The majority noted: “The test is an objective one based on the principle that not only must justice be done, but it must be seen to be done. As the authorities say, bias is so insidious that the judge himself may not even be aware that he has a bias in the matter under consideration”.
“It is for the reasons explained above that I hereby grant the prayer for prohibition in order that justice will be seen to be done in this case. Therefore, in conclusion, the application succeeds on both counts and is accordingly granted as prayed.”
Attorney General Godfred Dame, however, filed a review application against Justice Honyenuga’s prohibition, which led to the same apex court overturning its earlier decision, thus, restoring Justice Honyenuga to the case.
The review application was heard by an enhanced panel with Justices Gertrude Torkonoo and Prof Ashie Kotey, as additional Justices to the original panel.

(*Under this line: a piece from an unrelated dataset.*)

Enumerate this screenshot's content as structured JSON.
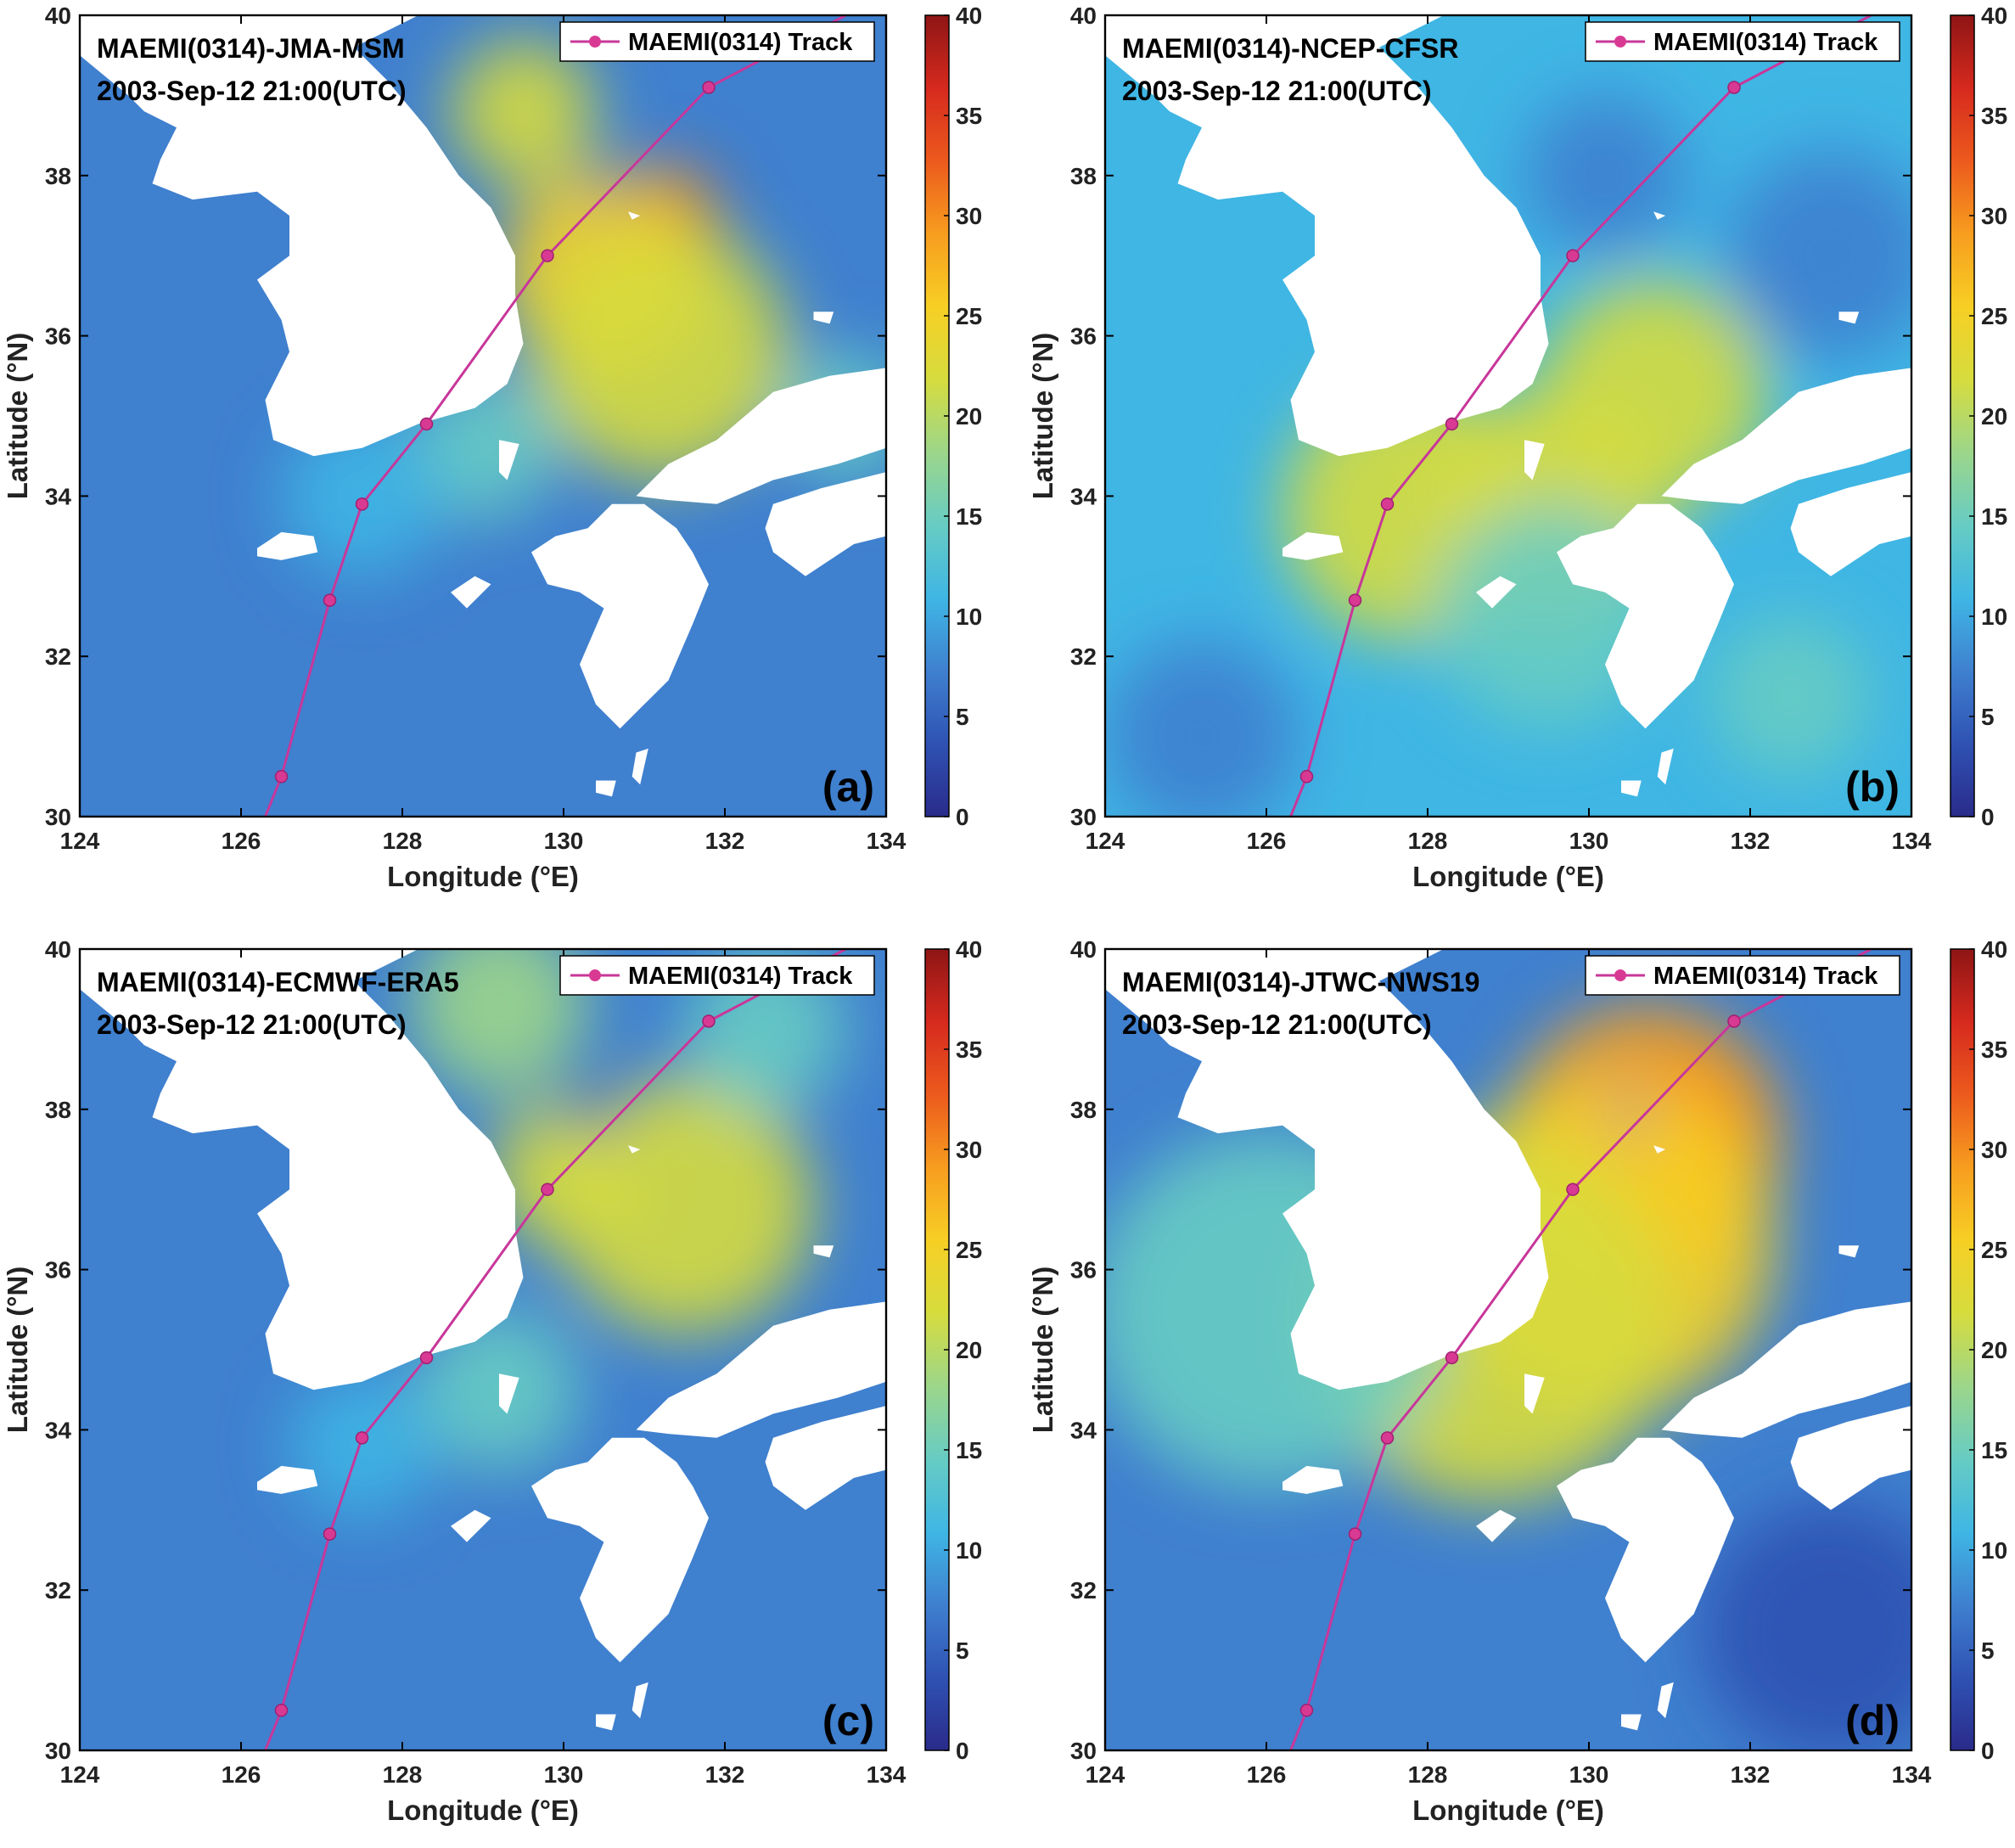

Mr Dame had argued: “The decision of the ordinary bench contained fundamental and grave errors”, which, in his view, “manifestly resulted in a substantial miscarriage of justice”.
In the AG’s view, “The decision to prohibit the trial judge must be on the basis of only compelling circumstances which shows indisputable bias on the part of the judge, and not on account of matters complained by the respondent [Dr. Opuni]”.
While arguing against the Attorney General’s review application against the Supreme Court Justice’s removal, Dr Opuni’s counsel, Mr Sam Cudjoe, told the apex court: “He [Justice Honyenuga] had made his mind and was going through the rituals while waiting to pronounce sentence”.
Dr Opuni alleged that his right to be heard fairly had been breached by the judge, aside from a demonstration of bias.
The allegations flowed from Justice Honyenuga’s ruling on a submission of no case application.
Dr Opuni’s lawyers contended that the judge committed an error of law when he rejected some documents submitted as evidence.
Since March 2018, Dr Opuni and Mr Agongo as well as Agricult Ghana Limited, an agrochemical company owned by the latter, have been facing 27 charges, including defrauding by false pretences, willfully causing financial loss to the state, corruption by public officers and contravention of the Public Procurement Act, in the purchase of Lithovit liquid fertiliser between 2014 and 2016.
They have pleaded not guilty to the charges and are on a GH¢300,000.00 self-recognisance bail each.